Katherine Verdery

Katherine Verdery is an American anthropologist and author,[1] currently the Julien J. Studley Faculty Scholar and Distinguished Professor at the City University of New York's Graduate Center, and also a published author.[2] She was also previously the Eric R. Wolf Professor of Anthropology and Director of the Center of Russian and European Studies at University of Michigan, and also in 2007, the George Armitage Miller Endowment Visiting Professor at University of Minnesota. In 1995, she was made a member of the American Academy of Arts and Sciences.[2]
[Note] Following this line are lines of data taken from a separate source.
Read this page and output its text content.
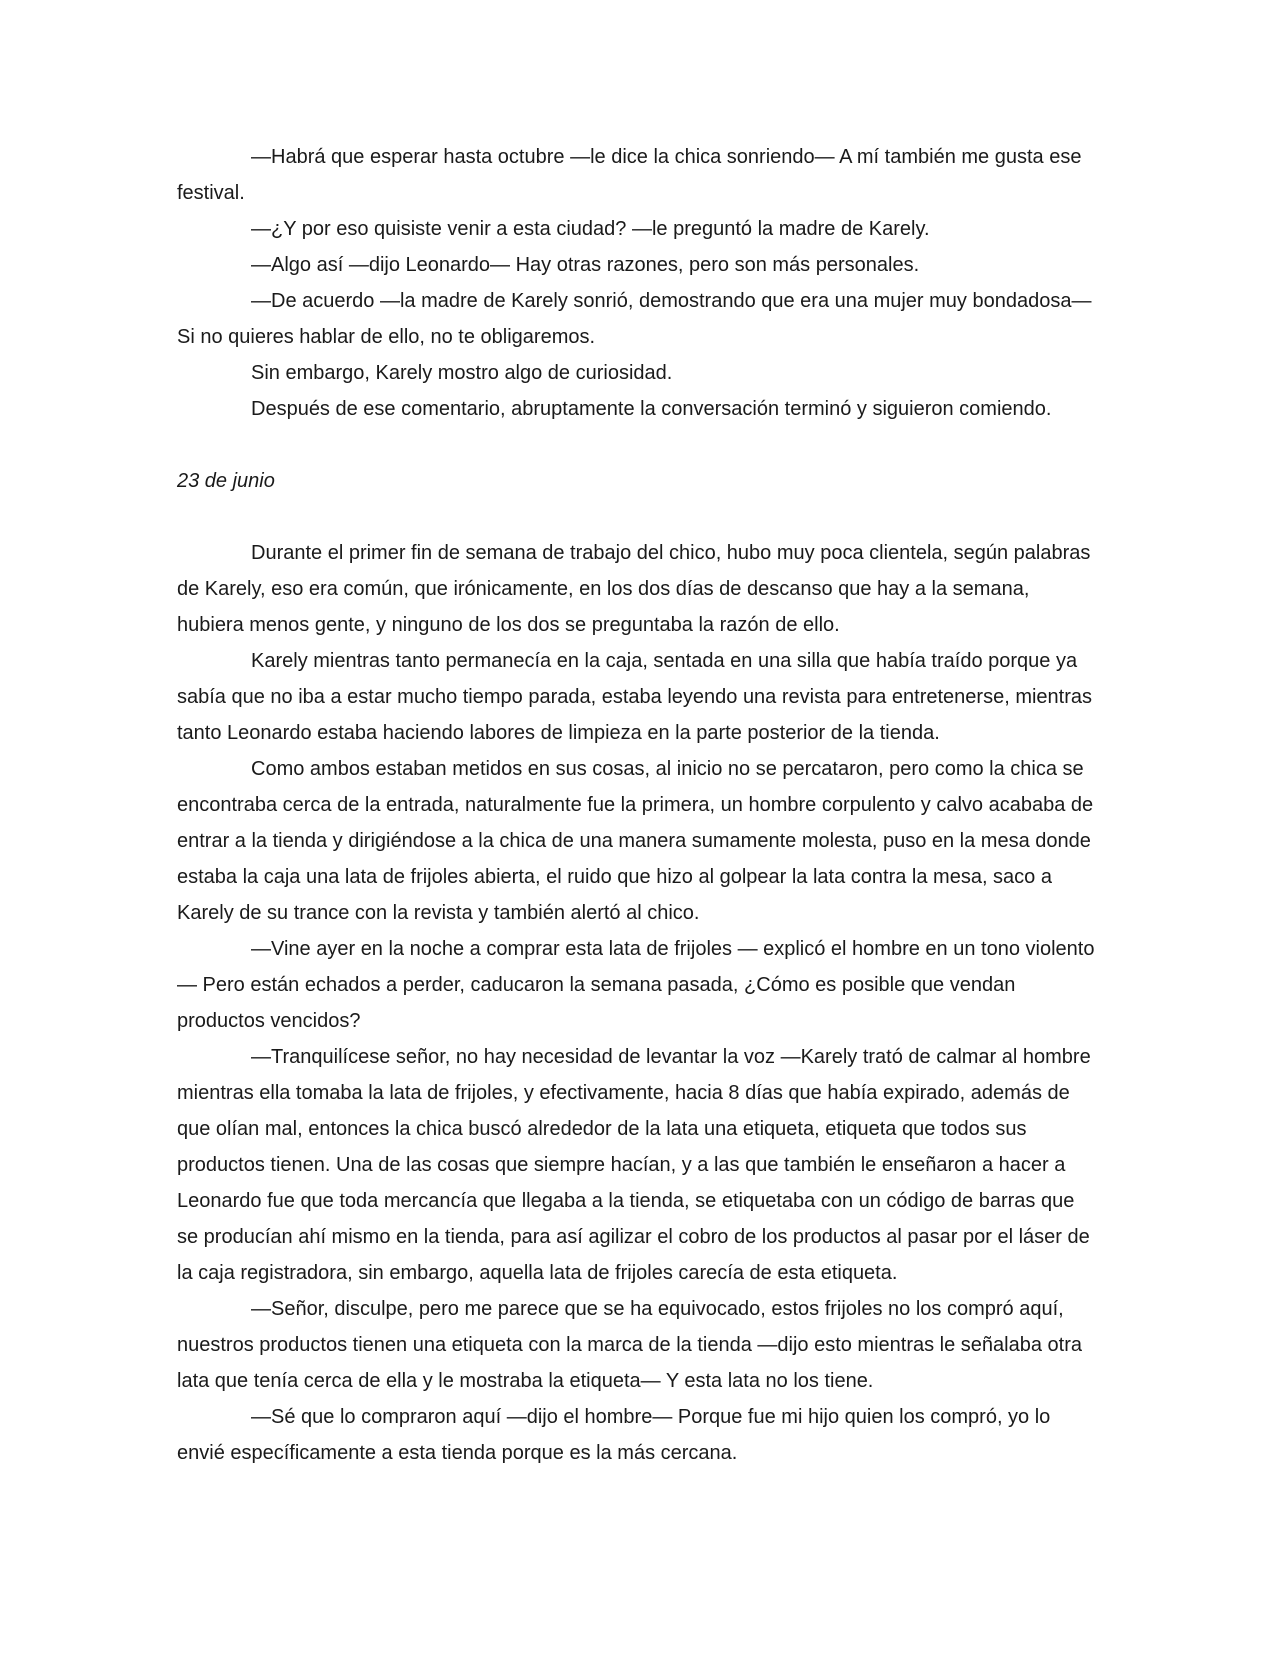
—Habrá que esperar hasta octubre —le dice la chica sonriendo— A mí también me gusta ese festival.

—¿Y por eso quisiste venir a esta ciudad? —le preguntó la madre de Karely.

—Algo así —dijo Leonardo— Hay otras razones, pero son más personales.

—De acuerdo —la madre de Karely sonrió, demostrando que era una mujer muy bondadosa— Si no quieres hablar de ello, no te obligaremos.

Sin embargo, Karely mostro algo de curiosidad.

Después de ese comentario, abruptamente la conversación terminó y siguieron comiendo.

23 de junio

Durante el primer fin de semana de trabajo del chico, hubo muy poca clientela, según palabras de Karely, eso era común, que irónicamente, en los dos días de descanso que hay a la semana, hubiera menos gente, y ninguno de los dos se preguntaba la razón de ello.

Karely mientras tanto permanecía en la caja, sentada en una silla que había traído porque ya sabía que no iba a estar mucho tiempo parada, estaba leyendo una revista para entretenerse, mientras tanto Leonardo estaba haciendo labores de limpieza en la parte posterior de la tienda.

Como ambos estaban metidos en sus cosas, al inicio no se percataron, pero como la chica se encontraba cerca de la entrada, naturalmente fue la primera, un hombre corpulento y calvo acababa de entrar a la tienda y dirigiéndose a la chica de una manera sumamente molesta, puso en la mesa donde estaba la caja una lata de frijoles abierta, el ruido que hizo al golpear la lata contra la mesa, saco a Karely de su trance con la revista y también alertó al chico.

—Vine ayer en la noche a comprar esta lata de frijoles — explicó el hombre en un tono violento— Pero están echados a perder, caducaron la semana pasada, ¿Cómo es posible que vendan productos vencidos?

—Tranquilícese señor, no hay necesidad de levantar la voz —Karely trató de calmar al hombre mientras ella tomaba la lata de frijoles, y efectivamente, hacia 8 días que había expirado, además de que olían mal, entonces la chica buscó alrededor de la lata una etiqueta, etiqueta que todos sus productos tienen. Una de las cosas que siempre hacían, y a las que también le enseñaron a hacer a Leonardo fue que toda mercancía que llegaba a la tienda, se etiquetaba con un código de barras que se producían ahí mismo en la tienda, para así agilizar el cobro de los productos al pasar por el láser de la caja registradora, sin embargo, aquella lata de frijoles carecía de esta etiqueta.

—Señor, disculpe, pero me parece que se ha equivocado, estos frijoles no los compró aquí, nuestros productos tienen una etiqueta con la marca de la tienda —dijo esto mientras le señalaba otra lata que tenía cerca de ella y le mostraba la etiqueta— Y esta lata no los tiene.

—Sé que lo compraron aquí —dijo el hombre— Porque fue mi hijo quien los compró, yo lo envié específicamente a esta tienda porque es la más cercana.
Journalist Neal Ascherson reviewed Verdery's book My Life as a Spy: Investigations in a Secret Police File (ISBN 9780822370819, May 2018) in the London Review of Books in July 2018.[3] Verdery spent an extended period working in Romania in the 1970s–1980s, where as a foreign visitor she was extensively surveilled by the Securitate under the Ceaușescu regime, which incorrectly suspected her of spying. After Ceaușescu's fall, she was eventually able to view her surveillance files through the National Council for the Study of the Securitate Archives (CNSAS). Her book describes the files' contents and her reactions to seeing them.

Books

  • What was Socialism, and What Comes Next?, Princeton University Press (1996).
  • The Vanishing Hectare: Property and Value in Postsocialist Transylvania, Cornell University Press (2003).
  • Peasants under Siege: The Collectivization of Romanian Agriculture, 1949-1962, Princeton University Press (2011).
  • My Life as a Spy: Investigations in a Secret Police File, Duke University Press (2018).

References

  1. "Verdery, Katherine". worldcat.org. Retrieved December 2, 2016.
  2. "Katherine Verdery". cuny.edu. Retrieved December 2, 2016.
  3. Neal Ascherson, "Don’t imagine you’re smarter", London Review of Books, 19 July 2018.